In reply to Mrs. Klein I can only agree that full freedom in fantasy would be an excellent relief for the whole of life, and if this could be granted to children they would the more easily adapt themselves to the required changes from their autistic activities to a life in a community. Therefore it is very good to allow children to have full freedom of fantasy, but in order to have it the parents must be on an equal level with the children and acknowledge that they themselves have the same sort of fantasies: this, however, does not excuse them from teaching the child the difference between fantasies and irrevocable actions. Where this freedom is granted there is a greater probability that the emotional difficulties of later life will be lessened. You must permit the fullest freedom to fantasy, that is to say you must lead the child to acknowledge in his fantasy that he is allowed to imagine superiority that he actually has not. He will try to take advantage of the situation, and then perhaps comes a point where you have to use your authority. Only unjustified authority is not permitted by psycho-analysis.
I am reminded of an incident with a little nephew of my own, whom I treated as leniently as, in my view, a psycho-analyst should. He took advantage of this and began to tease me, then wanted to beat me, and then to tease and beat me all the time. Psycho-analysis did not teach me to let him beat me ad infinitum, so I took him in my arms, holding him so that he was powerless to move, and said: ‘Now beat me if you can!’ He tried, could not, called me names, said that he hated me; I replied: ‘All right, go on, you may feel these things and say these things against me, but you must not beat me.’ In the end he realized my advantage in strength and his equality in fantasy, and we became good friends. In fantasy a child should be free, but not in action. That is the great lesson which education has to teach, namely where the limitation of action begins; it is not the same thing as repression, and it is not harmful for the future of the child to learn to control himself. The difficulty arises when the child begins in consequence to think that he does not want to do things.

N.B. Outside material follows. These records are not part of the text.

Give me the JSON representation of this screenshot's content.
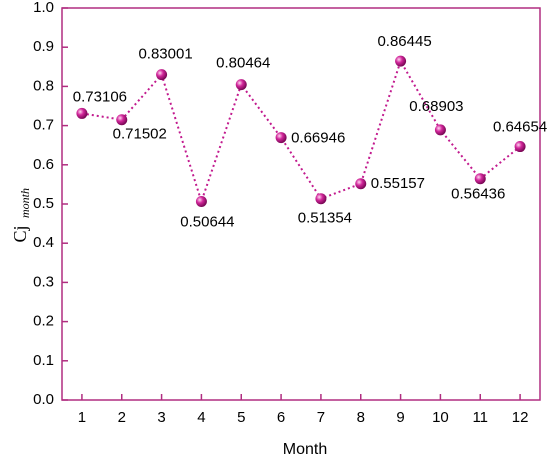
{
  "chart_data": {
    "type": "line",
    "xlabel": "Month",
    "ylabel": "Cj",
    "ylabel_sub": "month",
    "categories": [
      "1",
      "2",
      "3",
      "4",
      "5",
      "6",
      "7",
      "8",
      "9",
      "10",
      "11",
      "12"
    ],
    "values": [
      0.73106,
      0.71502,
      0.83001,
      0.50644,
      0.80464,
      0.66946,
      0.51354,
      0.55157,
      0.86445,
      0.68903,
      0.56436,
      0.64654
    ],
    "color": "#c21a8e",
    "ylim": [
      0,
      1
    ],
    "yticks": [
      {
        "value": 0,
        "label": "0.0"
      },
      0.1,
      0.2,
      0.3,
      0.4,
      0.5,
      0.6,
      0.7,
      0.8,
      0.9,
      {
        "value": 1,
        "label": "1.0"
      }
    ]
  }
}
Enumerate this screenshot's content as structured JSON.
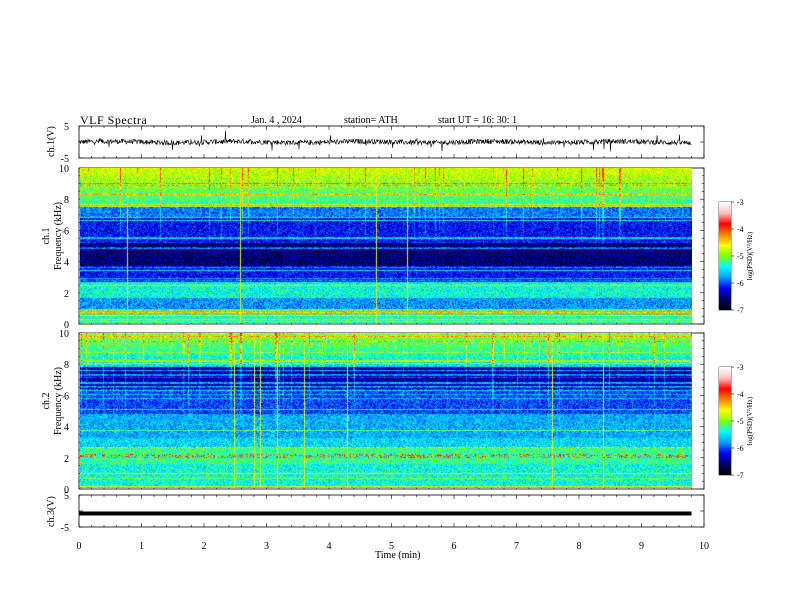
{
  "header": {
    "title": "VLF  Spectra",
    "date": "Jan.  4  , 2024",
    "station": "station= ATH",
    "start": "start  UT  =    16: 30: 1"
  },
  "chart_data": [
    {
      "type": "line",
      "panel": "ch1-waveform",
      "ylabel": "ch.1(V)",
      "yticks": [
        "5",
        "-5"
      ],
      "ylim": [
        -5,
        5
      ],
      "xlim": [
        0,
        10
      ],
      "series": [
        {
          "description": "noisy waveform near 0 V with spikes",
          "x_range": [
            0,
            9.8
          ],
          "level": 0
        }
      ]
    },
    {
      "type": "heatmap",
      "panel": "ch1-spectrogram",
      "ylabel": "ch.1\nFrequency  (kHz)",
      "ylabel_lines": [
        "ch.1",
        "Frequency  (kHz)"
      ],
      "yticks": [
        "0",
        "2",
        "4",
        "6",
        "8",
        "10"
      ],
      "ylim": [
        0,
        10
      ],
      "xlim": [
        0,
        10
      ],
      "data_x_range": [
        0,
        9.8
      ],
      "colorbar": {
        "label": "log(PSD)(V²/Hz)",
        "ticks": [
          "-3",
          "-4",
          "-5",
          "-6",
          "-7"
        ],
        "range": [
          -7,
          -3
        ]
      }
    },
    {
      "type": "heatmap",
      "panel": "ch2-spectrogram",
      "ylabel": "ch.2\nFrequency  (kHz)",
      "ylabel_lines": [
        "ch.2",
        "Frequency  (kHz)"
      ],
      "yticks": [
        "0",
        "2",
        "4",
        "6",
        "8",
        "10"
      ],
      "ylim": [
        0,
        10
      ],
      "xlim": [
        0,
        10
      ],
      "data_x_range": [
        0,
        9.8
      ],
      "colorbar": {
        "label": "log(PSD)(V²/Hz)",
        "ticks": [
          "-3",
          "-4",
          "-5",
          "-6",
          "-7"
        ],
        "range": [
          -7,
          -3
        ]
      }
    },
    {
      "type": "line",
      "panel": "ch3-waveform",
      "ylabel": "ch.3(V)",
      "yticks": [
        "5",
        "-5"
      ],
      "ylim": [
        -5,
        5
      ],
      "xlim": [
        0,
        10
      ],
      "series": [
        {
          "description": "flat thick line",
          "x_range": [
            0,
            9.8
          ],
          "level": -0.8
        }
      ]
    }
  ],
  "xaxis": {
    "label": "Time  (min)",
    "ticks": [
      "0",
      "1",
      "2",
      "3",
      "4",
      "5",
      "6",
      "7",
      "8",
      "9",
      "10"
    ]
  },
  "colors": {
    "spectrogram_scale": [
      "#000000",
      "#00006e",
      "#0000ff",
      "#00a0ff",
      "#00ffff",
      "#80ff00",
      "#ffff00",
      "#ff8000",
      "#ff0000",
      "#ffc0c0",
      "#ffffff"
    ]
  }
}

With regard to the question how to translate symbols to children, we should in general learn symbols from children rather than they from us. Symbols are the language of children; they have not to be taught how to understand them. They have only to feel that the other person has the same understanding of them that they themselves have when acceptance becomes immediate.
I think that is all I can say to-night, and I hope this meeting will act as a stimulus to further work. I will conclude with a little story about Prof. Freud, who, when anyone comes to him with an objection, instead of entering into a discussion of it, replies: ‘Excellent, excellent, now write a paper about it and do not dissipate your interest in discussing the subject with me.’ Those are my parting words to you; if you make observations and have views on the adaptation of the family to the child—write a paper about them!